Потом омыла она окровавленную тряпку в источнике да опять приложила ее на раны. Смягчила живая вода боль плоти человеческой. И сказал Урхан-ага:
– Кха! Если раны назавтра и вправду затянутся, ты точно ведьма. Если же нет – просто дуришь меня. В обоих случаях от тебя надо держаться подальше – вон, и так уже орту сглазила.

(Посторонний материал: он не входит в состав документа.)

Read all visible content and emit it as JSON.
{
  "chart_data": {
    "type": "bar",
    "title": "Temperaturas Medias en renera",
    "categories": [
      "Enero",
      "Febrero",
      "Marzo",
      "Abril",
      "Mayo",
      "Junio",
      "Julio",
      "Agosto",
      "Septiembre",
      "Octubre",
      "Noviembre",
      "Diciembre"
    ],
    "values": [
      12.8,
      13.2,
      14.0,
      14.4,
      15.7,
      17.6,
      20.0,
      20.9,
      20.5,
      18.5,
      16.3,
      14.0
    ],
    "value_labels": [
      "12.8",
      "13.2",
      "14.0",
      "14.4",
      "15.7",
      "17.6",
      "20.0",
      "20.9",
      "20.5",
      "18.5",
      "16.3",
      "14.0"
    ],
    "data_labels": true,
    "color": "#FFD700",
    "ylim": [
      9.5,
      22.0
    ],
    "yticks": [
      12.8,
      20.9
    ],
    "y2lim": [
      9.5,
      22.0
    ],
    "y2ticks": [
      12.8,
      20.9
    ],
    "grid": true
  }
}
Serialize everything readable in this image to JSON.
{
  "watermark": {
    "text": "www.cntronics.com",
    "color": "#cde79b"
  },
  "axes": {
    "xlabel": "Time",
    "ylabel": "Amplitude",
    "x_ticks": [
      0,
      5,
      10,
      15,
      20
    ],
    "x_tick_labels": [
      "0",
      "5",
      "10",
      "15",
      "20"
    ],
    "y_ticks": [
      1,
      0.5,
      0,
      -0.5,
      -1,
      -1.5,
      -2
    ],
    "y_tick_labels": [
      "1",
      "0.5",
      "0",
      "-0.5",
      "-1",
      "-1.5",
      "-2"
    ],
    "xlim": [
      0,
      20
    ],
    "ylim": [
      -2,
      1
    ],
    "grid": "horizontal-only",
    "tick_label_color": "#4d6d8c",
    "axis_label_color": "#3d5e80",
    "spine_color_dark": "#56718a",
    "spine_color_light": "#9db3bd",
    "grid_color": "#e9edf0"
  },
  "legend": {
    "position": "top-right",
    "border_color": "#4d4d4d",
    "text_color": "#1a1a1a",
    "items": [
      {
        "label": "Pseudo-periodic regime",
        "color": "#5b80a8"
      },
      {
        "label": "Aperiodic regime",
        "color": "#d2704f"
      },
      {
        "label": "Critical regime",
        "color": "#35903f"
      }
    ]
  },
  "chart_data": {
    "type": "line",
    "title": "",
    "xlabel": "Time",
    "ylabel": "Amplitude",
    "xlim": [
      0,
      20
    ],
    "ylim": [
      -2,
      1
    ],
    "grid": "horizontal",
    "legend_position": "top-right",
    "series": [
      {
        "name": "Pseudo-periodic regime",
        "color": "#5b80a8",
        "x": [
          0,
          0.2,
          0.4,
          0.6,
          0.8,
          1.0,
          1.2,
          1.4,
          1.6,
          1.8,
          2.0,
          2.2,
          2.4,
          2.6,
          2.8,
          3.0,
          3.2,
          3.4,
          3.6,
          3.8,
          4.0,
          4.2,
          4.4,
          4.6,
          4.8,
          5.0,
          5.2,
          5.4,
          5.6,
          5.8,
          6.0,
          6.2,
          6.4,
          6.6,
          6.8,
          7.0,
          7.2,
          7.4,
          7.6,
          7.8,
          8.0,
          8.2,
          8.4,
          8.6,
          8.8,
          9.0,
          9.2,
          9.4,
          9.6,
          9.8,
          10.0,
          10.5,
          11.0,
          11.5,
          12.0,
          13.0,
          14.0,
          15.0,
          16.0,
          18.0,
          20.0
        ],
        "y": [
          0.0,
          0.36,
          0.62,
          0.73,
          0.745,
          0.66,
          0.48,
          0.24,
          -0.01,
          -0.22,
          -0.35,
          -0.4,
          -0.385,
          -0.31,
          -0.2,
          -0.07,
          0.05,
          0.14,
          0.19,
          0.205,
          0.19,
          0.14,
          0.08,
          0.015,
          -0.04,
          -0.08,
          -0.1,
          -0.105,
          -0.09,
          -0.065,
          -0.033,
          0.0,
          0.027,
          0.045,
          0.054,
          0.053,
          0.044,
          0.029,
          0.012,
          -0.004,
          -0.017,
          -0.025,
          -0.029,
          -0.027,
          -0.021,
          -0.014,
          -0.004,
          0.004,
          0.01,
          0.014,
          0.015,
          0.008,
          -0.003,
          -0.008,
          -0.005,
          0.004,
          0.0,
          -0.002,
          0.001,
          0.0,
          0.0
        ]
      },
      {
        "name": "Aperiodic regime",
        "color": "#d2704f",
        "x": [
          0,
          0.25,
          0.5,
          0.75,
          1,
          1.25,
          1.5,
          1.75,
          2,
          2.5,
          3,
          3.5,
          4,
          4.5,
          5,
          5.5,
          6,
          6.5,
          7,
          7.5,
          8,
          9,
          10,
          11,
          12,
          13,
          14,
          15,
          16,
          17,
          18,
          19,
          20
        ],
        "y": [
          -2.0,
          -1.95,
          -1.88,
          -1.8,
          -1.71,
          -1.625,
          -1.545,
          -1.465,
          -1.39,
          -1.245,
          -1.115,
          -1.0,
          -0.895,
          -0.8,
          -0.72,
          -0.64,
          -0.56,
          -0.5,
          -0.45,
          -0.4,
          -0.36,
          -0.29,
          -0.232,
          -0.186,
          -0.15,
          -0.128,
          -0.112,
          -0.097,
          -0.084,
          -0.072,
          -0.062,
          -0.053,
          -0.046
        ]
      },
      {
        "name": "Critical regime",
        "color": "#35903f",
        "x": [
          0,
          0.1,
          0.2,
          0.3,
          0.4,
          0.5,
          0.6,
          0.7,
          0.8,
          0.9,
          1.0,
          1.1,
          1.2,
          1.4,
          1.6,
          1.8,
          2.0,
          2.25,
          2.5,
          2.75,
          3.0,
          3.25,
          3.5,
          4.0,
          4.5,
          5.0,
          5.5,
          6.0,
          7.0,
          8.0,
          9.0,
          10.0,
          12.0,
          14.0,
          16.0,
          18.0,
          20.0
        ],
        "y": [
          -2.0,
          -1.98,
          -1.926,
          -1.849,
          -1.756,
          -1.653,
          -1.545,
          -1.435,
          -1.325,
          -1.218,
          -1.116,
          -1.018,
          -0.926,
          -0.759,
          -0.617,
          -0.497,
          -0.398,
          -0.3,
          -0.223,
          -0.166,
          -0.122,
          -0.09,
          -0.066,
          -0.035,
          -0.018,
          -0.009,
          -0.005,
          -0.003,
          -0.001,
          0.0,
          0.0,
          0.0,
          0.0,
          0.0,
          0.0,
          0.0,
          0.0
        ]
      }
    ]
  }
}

Говорил он это с усмешкой. Не сдержала улыбку и она:
– Вот завтра и увидим. Я приду к тебе снова. Не уходи с этого места далеко, иначе искать тебя придется. Если захочешь пить – не бери воды с этого склона, только с того, что обращен на юг. Там пить можно, но только не из тех источников, что окрашены в желтый цвет. И не шуми – вилы не любят чужаков.
– Это я уже знаю.
Когда солнце скрылось за горами, окрасив небо красками, кои не сыщешь на рынке пряностей в Истанбуле, девочка из деревни Крничи ушла. Урхан-ага смотрел ей вслед и не мог понять, что с ним. И трясло славного воина, как будто был он преисполненным благодати дервишем в миг молитвенного бдения. Всю ночь ползал он среди скал, не зная направления, а со стороны шайтановых зубьев раздавалось такое уханье и леденящие душу крики, что и впрямь можно было поверить – живут, живут здесь вилы, и зазывают они к себе в гости духов адских, дабы совокупляться с ними. Только к утру сон, подобный забытью, смежил веки Урхан-аге. И снились славному воину странные сны. Не бесчисленные сражения и победы его, не трупы поверженных им врагов и не то, как водружает он знамя османов с конским хвостом на башне покоренного Београда. Снилось, что склоны Чертовой горы поросли зелеными травами и золотистыми цветами, а он ходит по ним босиком и косит их косой, как будто крестьянин он, а не воин Великого Султана. На склоне же рядом сидит девчонка из деревни Крничи, название которой непроизносимо для османов, посему дали ей и другое название – Маляны. Сидит, плетет венок из тех самых золотистых цветов и поет:
Смиље брала Смиљана девојка,
Смиље брала, па у смиљу заспала,
Од мириса заболе је глава [218] .
И так хорошо ему, славному воину, так спокойно, как будто так и должно быть, но твердо знает он, что так не бывает. А девчонка надела свой венок и запела другую песню:
Смиљ Смиљана покрај воде брала.
Набрала је недра и рукаве,
Извила је зелени венац,
Зелен венац низ воду пуштала.
* * *
Когда проснулся Урхан-ага, солнце стояло высоко, а подле него сидела та самая девчонка, плела венок из золотистых цветов и впрямь пела:
Плови, венче, плови, плови,
Мој зелени венче, до Јовина двора,
Па запитај Јованову мајку
Оће л’ ме Јова оженити.
Хотел Урхан-ага встать – да едва не упал с камня, на котором лежал. Не слушалось его тело, для которого прежде не было ничего невозможного. Вскинулась девчонка. Хотела подойти к нему – но остановил он ее:
– Зачем ты опять пришла? Мы враги, забыла? Уходи!
– Как же? Ты как ребенок, слабый еще. Нельзя оставлять одного тебя в горах. Не по-божески это.
Усмехнулся Урхан-ага:
– Кха! Куда смотрит ваш бог, раз дозволяет вам помогать недругам вашим?